ELEGIES MOI, JE LE SAIS
à Mademoiselle Louise Crombach
vous le saurez ! La vie a des abîmes
cachés au loin sous d' innombrables fleurs ;
les rossignols qui chantent à leurs cimes,
où chantent-ils dans la saison des pleurs ?
Vous le saurez ! La vie a des abîmes
cachés au loin sous d' innombrables fleurs.
Oui, la jeunesse est le pays des larmes.
Moi, je le sais : j' en viens, je pleure encor,
le front vibrant de ses feux, de ses charmes,
le coeur brisé de son dernier accord !
Oui, la jeunesse est le pays des larmes.
Moi je le sais : j' en viens, je pleure encor !
Lorsqu' on finit d' être jeune, on s' arrête :
à tant de jours on veut reprendre un jour ;
ils sont partis, et l' on penche sa tête.
D' un tel voyage à quand donc le retour ?
Lorsqu' on finit d' être jeune, on s' arrête :
à tant de jours on veut reprendre un jour.
Souffrant tout bas de ses mille blessures,
on croit mourir : on plie, on ne meurt pas !
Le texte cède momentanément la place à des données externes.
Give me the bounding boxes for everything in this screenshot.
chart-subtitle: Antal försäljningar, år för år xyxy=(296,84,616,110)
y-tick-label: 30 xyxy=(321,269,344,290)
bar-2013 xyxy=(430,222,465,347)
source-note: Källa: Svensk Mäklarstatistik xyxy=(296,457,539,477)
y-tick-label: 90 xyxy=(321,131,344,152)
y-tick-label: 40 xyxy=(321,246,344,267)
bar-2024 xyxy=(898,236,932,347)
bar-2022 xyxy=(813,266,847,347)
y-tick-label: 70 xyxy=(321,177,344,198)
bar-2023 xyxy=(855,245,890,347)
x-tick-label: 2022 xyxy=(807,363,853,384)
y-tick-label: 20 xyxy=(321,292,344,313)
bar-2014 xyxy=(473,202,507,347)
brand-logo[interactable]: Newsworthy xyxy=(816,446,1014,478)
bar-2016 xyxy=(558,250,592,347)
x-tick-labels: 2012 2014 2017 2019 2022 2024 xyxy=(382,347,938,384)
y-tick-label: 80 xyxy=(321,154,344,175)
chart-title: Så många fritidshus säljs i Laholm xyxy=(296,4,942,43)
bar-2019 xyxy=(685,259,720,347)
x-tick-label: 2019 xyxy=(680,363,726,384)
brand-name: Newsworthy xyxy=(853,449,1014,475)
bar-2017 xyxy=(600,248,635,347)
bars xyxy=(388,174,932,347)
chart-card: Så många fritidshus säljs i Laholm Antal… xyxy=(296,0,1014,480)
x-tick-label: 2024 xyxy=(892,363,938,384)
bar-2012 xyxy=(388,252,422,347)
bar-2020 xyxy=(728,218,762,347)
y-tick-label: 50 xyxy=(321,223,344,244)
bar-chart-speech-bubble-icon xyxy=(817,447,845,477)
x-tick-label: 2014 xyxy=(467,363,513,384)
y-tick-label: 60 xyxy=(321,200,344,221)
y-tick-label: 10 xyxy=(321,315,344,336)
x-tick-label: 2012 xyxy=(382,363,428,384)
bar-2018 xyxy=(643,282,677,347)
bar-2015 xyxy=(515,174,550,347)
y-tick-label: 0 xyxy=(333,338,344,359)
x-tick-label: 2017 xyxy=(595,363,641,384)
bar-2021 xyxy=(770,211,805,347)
De tous serpents Dieu guérit les morsures,
et le dictame est semé sous nos pas.
Souffrant tout bas de ses mille blessures,
on croit mourir : on plie, on ne meurt pas !
Rappelez-vous ce chant d' une glaneuse
qui s' arrêta pour serrer votre main ;
et si du sort l' étoile lumineuse
vous mûrit mieux les épis du chemin,
rappelez-vous ce chant d' une glaneuse
qui s' arrêta pour serrer votre main.